They’ve already been written up in Forbes magazine and contacted by 60 Minutes. They were approached to star in a reality show, a project for which they had no interest.

Boulder attorney Jeff Gard acts as legal counsel to the Fanellis. After consulting with them, he says they narrowed the problem down to two issues. He remembered being in an VFW lodge where everybody was smoking inside. Gard noted the exception to the Colorado Clean Indoor Air Act that allows for “a place of employment that is not open to the public and that is under control of an employer that employs three or fewer employees.”

There was some opposition to their plans in town, but in the end “everybody worked with us,” Fanelli says. “We’re very flexible, and we tried to make everybody happy. We talked with everybody, and Nederland was behind us. We talked to a lot of people to find what they would like to see and what they would not like to see.”

The second issue was that Nederland statutes didn’t allow private clubs in the zone where the building is located. So the Fanellis petitioned for a change, which was granted by the city Board of Trustees earlier this year. They’ve spent the last weeks getting everything ready for the opening.
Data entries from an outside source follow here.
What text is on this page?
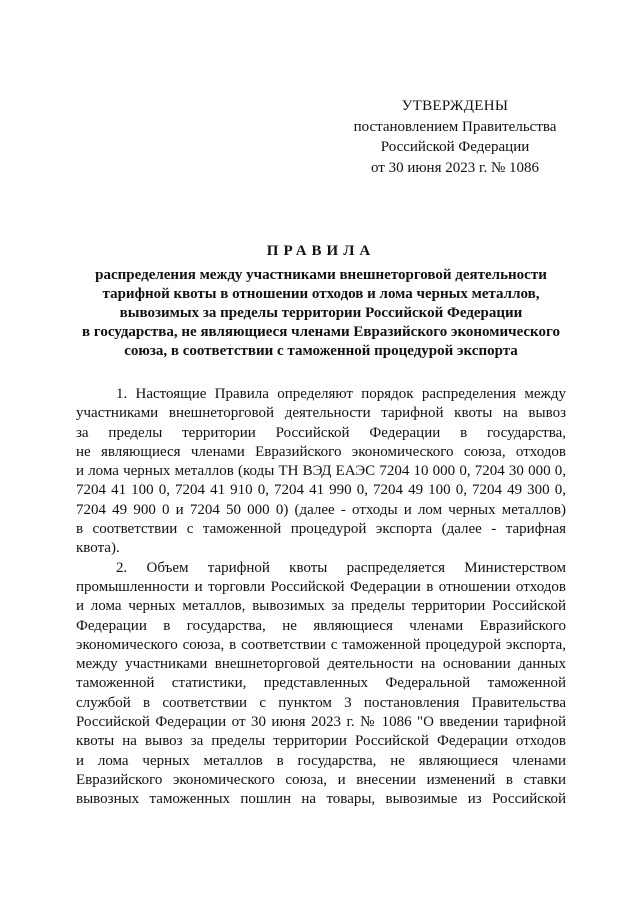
УТВЕРЖДЕНЫ
постановлением Правительства
Российской Федерации
от 30 июня 2023 г. № 1086
ПРАВИЛА
распределения между участниками внешнеторговой деятельности
тарифной квоты в отношении отходов и лома черных металлов,
вывозимых за пределы территории Российской Федерации
в государства, не являющиеся членами Евразийского экономического
союза, в соответствии с таможенной процедурой экспорта
1. Настоящие Правила определяют порядок распределения между
участниками внешнеторговой деятельности тарифной квоты на вывоз
за пределы территории Российской Федерации в государства,
не являющиеся членами Евразийского экономического союза, отходов
и лома черных металлов (коды ТН ВЭД ЕАЭС 7204 10 000 0, 7204 30 000 0,
7204 41 100 0, 7204 41 910 0, 7204 41 990 0, 7204 49 100 0, 7204 49 300 0,
7204 49 900 0 и 7204 50 000 0) (далее - отходы и лом черных металлов)
в соответствии с таможенной процедурой экспорта (далее - тарифная
квота).
2. Объем тарифной квоты распределяется Министерством
промышленности и торговли Российской Федерации в отношении отходов
и лома черных металлов, вывозимых за пределы территории Российской
Федерации в государства, не являющиеся членами Евразийского
экономического союза, в соответствии с таможенной процедурой экспорта,
между участниками внешнеторговой деятельности на основании данных
таможенной статистики, представленных Федеральной таможенной
службой в соответствии с пунктом 3 постановления Правительства
Российской Федерации от 30 июня 2023 г. № 1086 "О введении тарифной
квоты на вывоз за пределы территории Российской Федерации отходов
и лома черных металлов в государства, не являющиеся членами
Евразийского экономического союза, и внесении изменений в ставки
вывозных таможенных пошлин на товары, вывозимые из Российской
Gard sees more clubs like this opening as the legal barriers fall. “All of the problems they’re having with public consumption and the complaints they’re getting,” Gard says. “We have a solution.”

Club Ned Hours are 11 a.m. to 5 p.m. and 7-11 p.m. Daily club fees vary, depending on time of day and entertainment at night. If you’re interested in visiting, “we’ll try to take people as they come,” Fanelli says. “But it doesn’t hurt to call first.”